PORTO VELHO – De um lado da fronteira, ignorância, leis que só protegem os grandes interesses internacionais, guerra aberta com o uso de forças policiais, incluindo a Polícia Federal, contra famílias de pequenos garimpeiros. Bombas, armas pesadas, helicópteros e policiais treinados contra pessoas simples, desarmadas, apavoradas. Este é o cenário do lado brasileiro da fronteira, com a política de destruição do atual governo.
O outro lado do rio Guaporé é totalmente diferente.

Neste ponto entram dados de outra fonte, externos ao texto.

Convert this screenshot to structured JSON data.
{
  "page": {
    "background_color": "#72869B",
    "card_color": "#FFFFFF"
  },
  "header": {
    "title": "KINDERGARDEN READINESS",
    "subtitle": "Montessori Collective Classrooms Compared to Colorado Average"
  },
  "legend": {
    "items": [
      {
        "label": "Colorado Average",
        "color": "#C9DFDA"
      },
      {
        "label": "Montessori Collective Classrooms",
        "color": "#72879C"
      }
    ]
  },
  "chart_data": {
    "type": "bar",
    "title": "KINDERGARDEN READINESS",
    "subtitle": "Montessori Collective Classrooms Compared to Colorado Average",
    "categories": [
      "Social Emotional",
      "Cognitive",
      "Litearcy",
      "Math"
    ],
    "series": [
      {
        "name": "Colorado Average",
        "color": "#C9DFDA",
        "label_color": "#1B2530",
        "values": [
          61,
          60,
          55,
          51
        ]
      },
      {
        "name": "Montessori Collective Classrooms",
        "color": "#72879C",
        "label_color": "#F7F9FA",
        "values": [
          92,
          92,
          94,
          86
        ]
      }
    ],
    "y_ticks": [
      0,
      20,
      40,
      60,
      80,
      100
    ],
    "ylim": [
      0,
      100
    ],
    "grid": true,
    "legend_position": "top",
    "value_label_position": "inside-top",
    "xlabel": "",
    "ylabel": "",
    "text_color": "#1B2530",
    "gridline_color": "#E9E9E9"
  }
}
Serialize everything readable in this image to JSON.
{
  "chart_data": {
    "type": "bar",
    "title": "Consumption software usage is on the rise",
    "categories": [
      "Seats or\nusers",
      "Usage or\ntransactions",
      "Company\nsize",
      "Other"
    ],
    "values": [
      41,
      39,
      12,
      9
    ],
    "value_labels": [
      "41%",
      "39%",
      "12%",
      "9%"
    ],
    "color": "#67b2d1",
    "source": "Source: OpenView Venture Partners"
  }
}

Quem sai do Forte Príncipe da Beira e passa para o território da Bolívia, vê oficinas onde estão sendo construídas dragas e balsas, exatamente para incentivar o garimpo de ouro, que nossos vizinhos também possuem, embora não tanto quanto o temos.

Financiada pelo governo boliviano, empresas, inclusive estrangeiras, estão fabricando dragas e balsas para a garimpagem nos rios próximos, enquanto no Brasil, para atender a pressão das ONGs internacionais e os interesses estrangeiros que elas defendem e em nome do ambientalismo que impede que qualquer negócio floresça na Amazônia, nosso governo, enquanto o governo brasileiro usa métodos do ecoterrorismo para incendiar propriedades dos garimpeiros.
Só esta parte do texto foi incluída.